Mauvaise foi journalistique oblige, tant qu’une information n’est pas fausse, elle peut être arrangée à la sauce de celui qui l’écrit. Raison pour laquelle les terroristes et autres agitateurs binationaux, voient une de leurs nationalités brouillées afin qu’une autre soit mise en avant. Raison pour laquelle la nationalité de celui qui réussit est aussi la même que celui qui rédige l’article, nationalisme oblige. C’est de bonne guerre. De toute évidence, il faut avoir l’honnêteté d’avouer que le succès de Hédi Slimane n’a rien de tunisien. C’est malheureusement le cas de nombreux autres succès.

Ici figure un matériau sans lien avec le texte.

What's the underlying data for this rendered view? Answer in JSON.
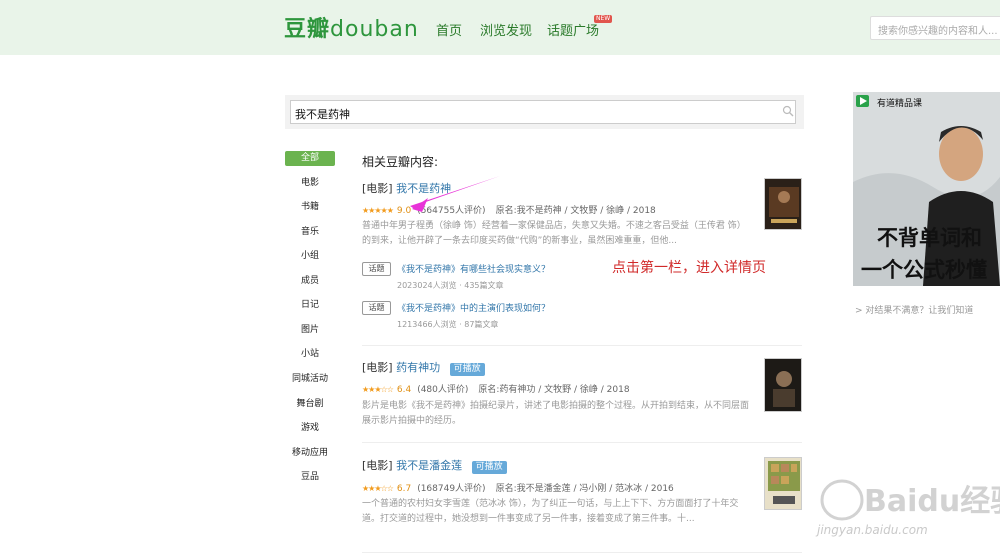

Si les Tunisiens sont aussi friands de petites histoires de succès c’est que le pays en a plus que jamais, désespérément, et urgemment, besoin aujourd’hui. La « fuite des cerveaux » est en passe de devenir la nouvelle mode et ceux qui sont susceptibles de réussir dans leur domaine choisissent de partir et de le faire ailleurs. C’est pour cela que chaque succès compte, ne serait-ce que pour pousser ceux qui sont encore là, non pas à partir, mais à réussir avant tout.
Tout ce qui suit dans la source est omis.